SEATTLE — Washington’s secretary of state can release the names and addresses of people who signed petitions calling for a public vote on the state’s expanded benefits for domestic partners, a federal appeals court said Thursday.

A panel of the 9th U.S. Circuit Court of Appeals reversed a previous decision by U.S. District Judge Ben Settle in Tacoma to block release of the petitions.

Settle held that releasing the names could chill the First Amendment rights of petition signers.

Stephen Pidgeon, an attorney for the petition sponsors, did not immediately return a call seeking comment.

Despite the appeals court ruling, the names weren’t immediately released.

Janelle Guthrie, a spokeswoman for Attorney General Rob McKenna, said her office must now ask a Thurston County judge to lift a temporary restraining order issued Wednesday forbidding the release of the petitions until the 9th Circuit could rule.

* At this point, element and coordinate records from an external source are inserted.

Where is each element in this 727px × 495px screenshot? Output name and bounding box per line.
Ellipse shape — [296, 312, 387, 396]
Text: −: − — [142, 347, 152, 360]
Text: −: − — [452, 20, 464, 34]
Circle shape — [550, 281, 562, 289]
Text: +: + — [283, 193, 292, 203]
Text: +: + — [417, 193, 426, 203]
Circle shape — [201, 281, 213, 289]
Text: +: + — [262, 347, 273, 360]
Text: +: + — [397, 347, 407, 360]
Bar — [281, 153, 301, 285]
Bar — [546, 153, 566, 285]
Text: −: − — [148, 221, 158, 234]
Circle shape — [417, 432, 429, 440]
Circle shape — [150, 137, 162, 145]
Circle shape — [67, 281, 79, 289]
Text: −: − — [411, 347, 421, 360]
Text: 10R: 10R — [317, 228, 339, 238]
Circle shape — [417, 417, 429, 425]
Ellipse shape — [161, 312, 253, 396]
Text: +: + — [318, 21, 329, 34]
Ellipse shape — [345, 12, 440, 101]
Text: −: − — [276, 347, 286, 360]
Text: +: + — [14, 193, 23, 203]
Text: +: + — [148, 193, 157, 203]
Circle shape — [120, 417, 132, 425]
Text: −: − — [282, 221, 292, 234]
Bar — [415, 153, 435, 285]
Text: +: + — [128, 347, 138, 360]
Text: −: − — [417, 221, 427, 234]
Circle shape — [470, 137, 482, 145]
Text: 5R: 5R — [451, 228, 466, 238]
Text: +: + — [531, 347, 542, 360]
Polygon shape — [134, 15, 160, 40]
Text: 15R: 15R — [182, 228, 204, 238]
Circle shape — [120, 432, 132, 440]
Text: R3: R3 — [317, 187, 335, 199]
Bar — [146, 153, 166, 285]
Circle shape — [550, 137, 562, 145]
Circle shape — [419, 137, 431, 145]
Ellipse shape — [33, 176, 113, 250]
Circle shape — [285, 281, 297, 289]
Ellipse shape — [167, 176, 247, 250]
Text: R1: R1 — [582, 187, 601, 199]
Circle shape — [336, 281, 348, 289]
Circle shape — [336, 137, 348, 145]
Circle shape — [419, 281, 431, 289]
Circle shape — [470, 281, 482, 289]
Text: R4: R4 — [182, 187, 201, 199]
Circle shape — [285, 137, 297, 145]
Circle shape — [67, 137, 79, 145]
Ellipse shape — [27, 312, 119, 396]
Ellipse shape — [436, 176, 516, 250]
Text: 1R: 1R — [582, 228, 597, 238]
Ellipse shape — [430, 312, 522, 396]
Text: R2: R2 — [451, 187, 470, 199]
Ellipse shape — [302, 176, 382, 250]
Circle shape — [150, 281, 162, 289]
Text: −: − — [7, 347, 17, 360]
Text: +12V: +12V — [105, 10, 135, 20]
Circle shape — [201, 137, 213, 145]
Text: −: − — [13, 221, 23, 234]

“These petitions are not like a secret ballot, but amount to taking part in our legislative process, which is required to be open and accountable,” Secretary of State Sam Reed said.

Referendum 71 asks voters to approve or reject the so-called “everything but marriage” law, which grants registered domestic partners the same legal rights as married heterosexuals.

Conservative Christian groups that sponsored R-71 want to keep the signed petitions out of public view because they fear harassment from gay-rights supporters.

In its brief order, the three-judge appeals panel said Settle used the wrong legal standard in granting the preliminary injunction that barred release of the petitions, and that the injunction therefore must be reversed.

The judges said they would later issue an opinion explaining their reasoning.